Worry no longer, because the Gmail Android app gained the ability to control the out-of-office responder at some point in the not-too-distant past. Yes, you may do so by going to the app’s settings, tapping the name of the account you wish to change, and then scrolling down to the “Vacation responder” option.
7. More individualised notifications
Email notifications can be useful on occasion, but let’s face it: they’re more often than not a pain. Try out the high-priority notification feature in the Gmail Android app, which employs artificial intelligence and other impressive-sounding buzzwords to figure out which incoming messages are genuinely essential to you — and then only notifies you about those emails.

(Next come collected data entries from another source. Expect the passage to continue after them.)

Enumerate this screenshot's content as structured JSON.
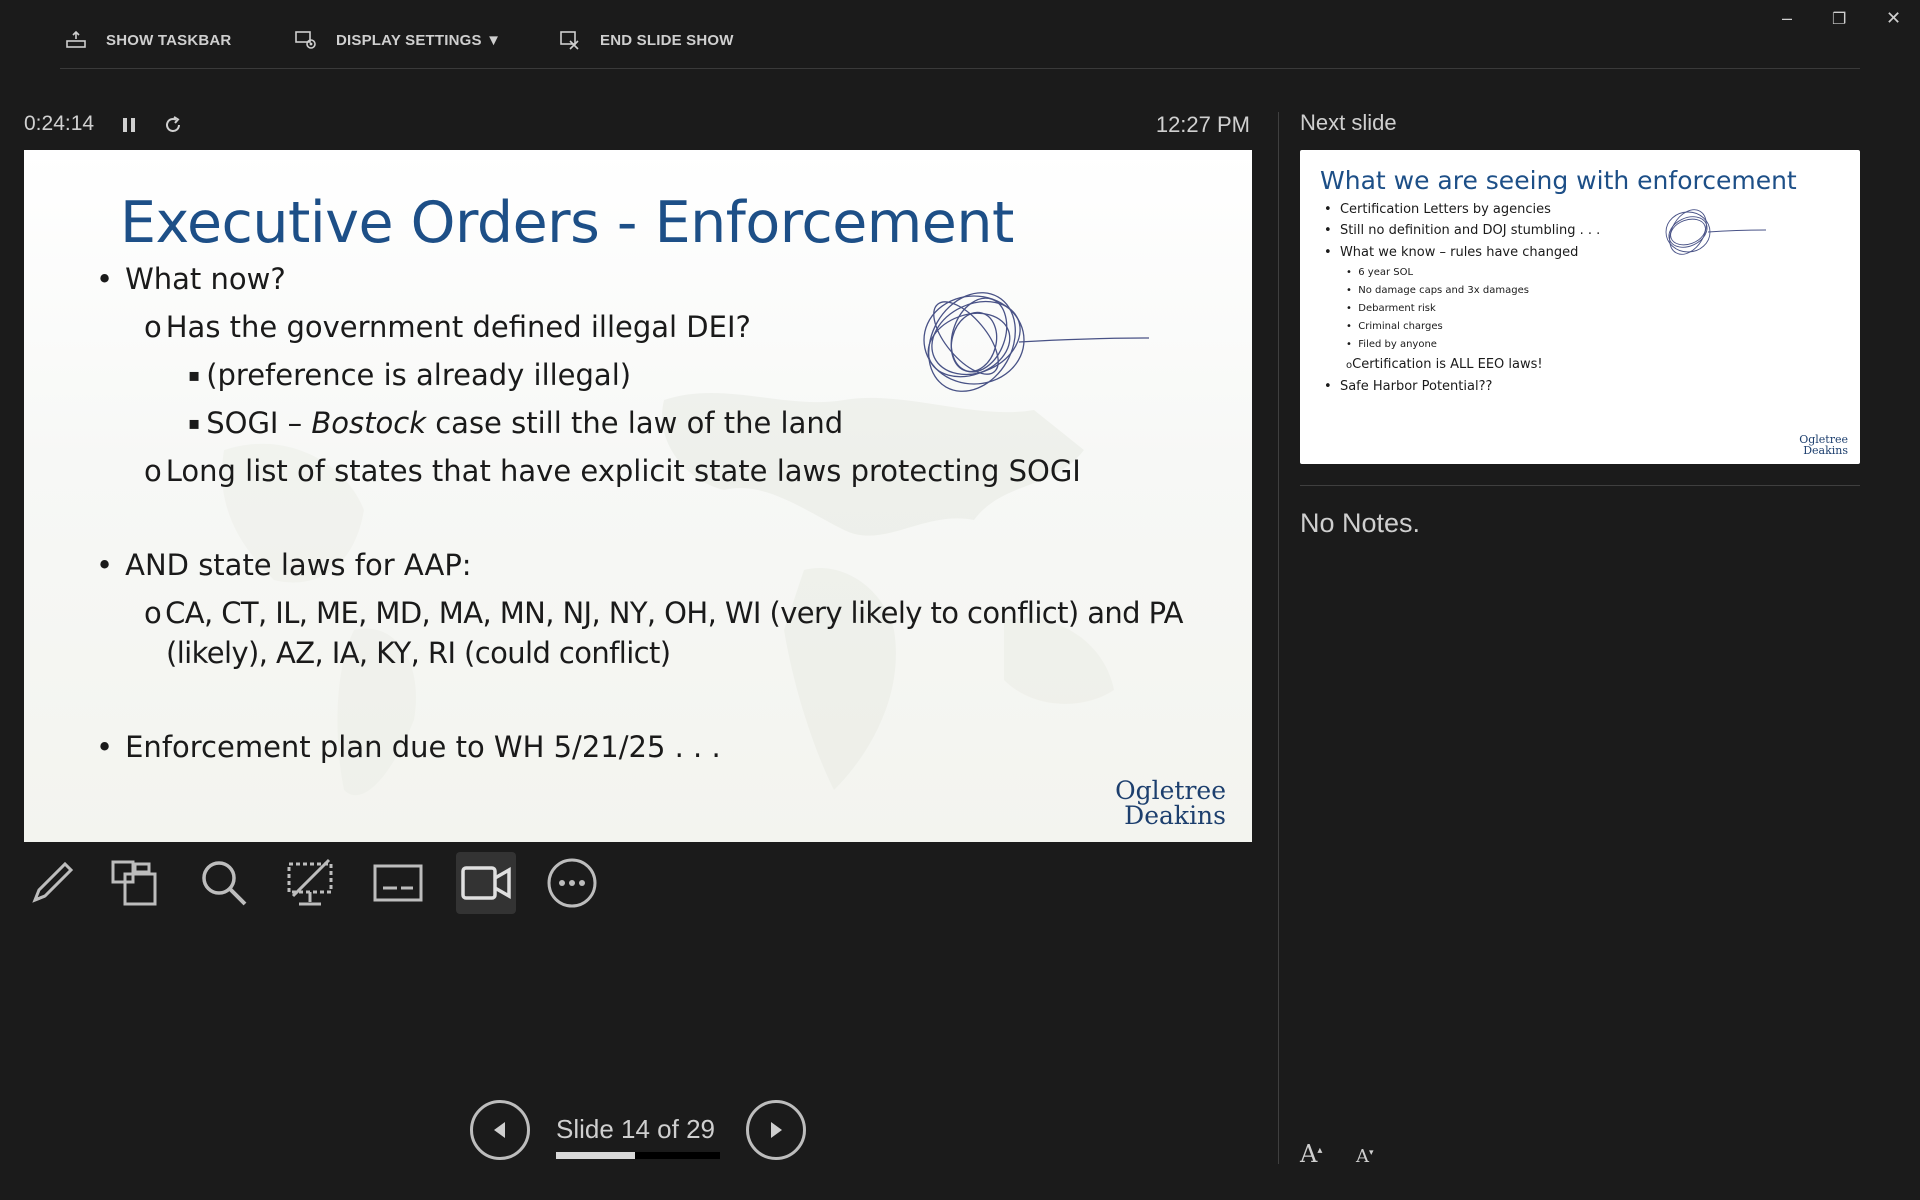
{
  "toolbar": {
    "show_taskbar": "SHOW TASKBAR",
    "display_settings": "DISPLAY SETTINGS ▼",
    "end_slide_show": "END SLIDE SHOW"
  },
  "window_controls": {
    "minimize": "–",
    "restore": "❐",
    "close": "✕"
  },
  "timer": {
    "elapsed": "0:24:14",
    "clock": "12:27 PM"
  },
  "current_slide": {
    "title": "Executive Orders - Enforcement",
    "b1": "What now?",
    "b1_1": "Has the government defined illegal DEI?",
    "b1_1_1": "(preference is already illegal)",
    "b1_1_2_pre": "SOGI – ",
    "b1_1_2_em": "Bostock",
    "b1_1_2_post": " case still the law of the land",
    "b1_2": "Long list of states that have explicit state laws protecting SOGI",
    "b2": "AND state laws for AAP:",
    "b2_1_line1": "CA, CT, IL, ME, MD, MA, MN, NJ, NY, OH, WI (very likely to conflict) and PA",
    "b2_1_line2": "(likely), AZ, IA, KY, RI (could conflict)",
    "b3": "Enforcement plan due to WH 5/21/25 . . .",
    "logo_line1": "Ogletree",
    "logo_line2": "Deakins"
  },
  "bullets": {
    "l1": "•",
    "l2": "o",
    "l3": "▪"
  },
  "tools": [
    "pen-icon",
    "see-all-slides-icon",
    "zoom-icon",
    "black-screen-icon",
    "subtitles-icon",
    "camera-icon",
    "more-options-icon"
  ],
  "navigation": {
    "slide_counter": "Slide 14 of 29",
    "progress": 0.48
  },
  "next_slide": {
    "label": "Next slide",
    "title": "What we are seeing with enforcement",
    "items": [
      "Certification Letters by agencies",
      "Still no definition and DOJ stumbling . . .",
      "What we know – rules have changed",
      "6 year SOL",
      "No damage caps and 3x damages",
      "Debarment risk",
      "Criminal charges",
      "Filed by anyone",
      "Certification is ALL EEO laws!",
      "Safe Harbor Potential??"
    ],
    "logo_line1": "Ogletree",
    "logo_line2": "Deakins"
  },
  "notes": {
    "text": "No Notes."
  },
  "font_controls": {
    "increase": "A",
    "decrease": "A"
  }
}
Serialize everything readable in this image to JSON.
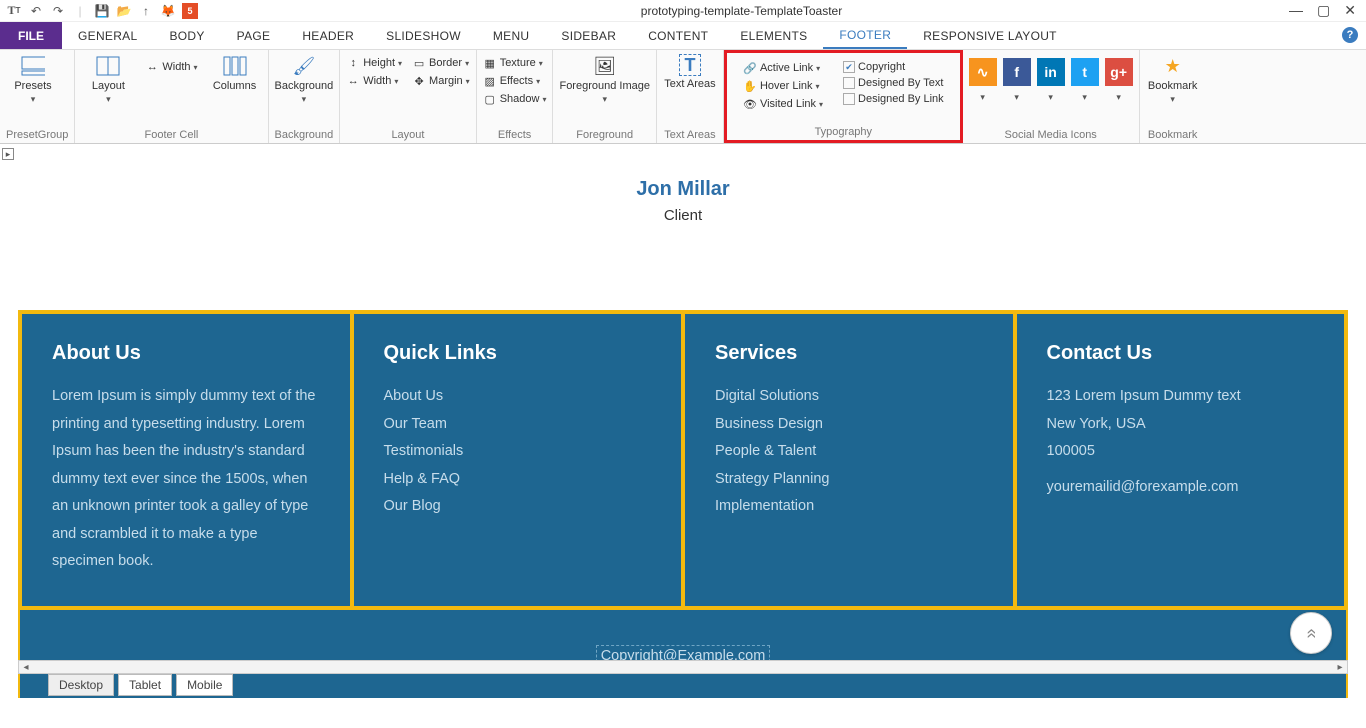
{
  "window": {
    "title": "prototyping-template-TemplateToaster"
  },
  "menu": {
    "file": "FILE",
    "tabs": [
      "GENERAL",
      "BODY",
      "PAGE",
      "HEADER",
      "SLIDESHOW",
      "MENU",
      "SIDEBAR",
      "CONTENT",
      "ELEMENTS",
      "FOOTER",
      "RESPONSIVE LAYOUT"
    ],
    "active": "FOOTER"
  },
  "ribbon": {
    "presets": {
      "label": "Presets",
      "group": "PresetGroup"
    },
    "footercell": {
      "layout": "Layout",
      "width": "Width",
      "columns": "Columns",
      "group": "Footer Cell"
    },
    "background": {
      "label": "Background",
      "group": "Background"
    },
    "layout": {
      "height": "Height",
      "border": "Border",
      "width": "Width",
      "margin": "Margin",
      "group": "Layout"
    },
    "effects": {
      "texture": "Texture",
      "effects": "Effects",
      "shadow": "Shadow",
      "group": "Effects"
    },
    "foreground": {
      "label": "Foreground Image",
      "group": "Foreground"
    },
    "textareas": {
      "label": "Text Areas",
      "group": "Text Areas"
    },
    "typography": {
      "active": "Active Link",
      "hover": "Hover Link",
      "visited": "Visited Link",
      "copyright": "Copyright",
      "designed_text": "Designed By Text",
      "designed_link": "Designed By Link",
      "group": "Typography"
    },
    "social": {
      "group": "Social Media Icons"
    },
    "bookmark": {
      "label": "Bookmark",
      "group": "Bookmark"
    }
  },
  "doc": {
    "name": "Jon Millar",
    "role": "Client"
  },
  "footer": {
    "about": {
      "title": "About Us",
      "text": "Lorem Ipsum is simply dummy text of the printing and typesetting industry. Lorem Ipsum has been the industry's standard dummy text ever since the 1500s, when an unknown printer took a galley of type and scrambled it to make a type specimen book."
    },
    "quick": {
      "title": "Quick Links",
      "items": [
        "About Us",
        "Our Team",
        "Testimonials",
        "Help & FAQ",
        "Our Blog"
      ]
    },
    "services": {
      "title": "Services",
      "items": [
        "Digital Solutions",
        "Business Design",
        "People & Talent",
        "Strategy Planning",
        "Implementation"
      ]
    },
    "contact": {
      "title": "Contact Us",
      "lines": [
        "123 Lorem Ipsum Dummy text",
        "New York, USA",
        "100005"
      ],
      "email": "youremailid@forexample.com"
    },
    "copyright": "Copyright@Example.com"
  },
  "devices": {
    "tabs": [
      "Desktop",
      "Tablet",
      "Mobile"
    ],
    "active": "Desktop"
  }
}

To try it out, go back to the Gmail app’s settings, choose your Google account, press the “Notifications” line, and choose “High priority only.” Give it a day to see how you feel about it.
You may avoid the A.I. and just set up your own custom Gmail notifications if you know exactly what types of emails you need to be warned about — instance, those from a specific person or domain name, those with a specific word in the subject or body, or those sent to a specific address of yours. That’s what I do, and it works great as long as you can come up with a consistent formula for what types of emails you want to be notified about.
In either case, you’ll have a lot less noise – and a lot more energy to focus on the important stuff. Even if “what really matters” is just finding a few spare minutes to have a midday hoagie.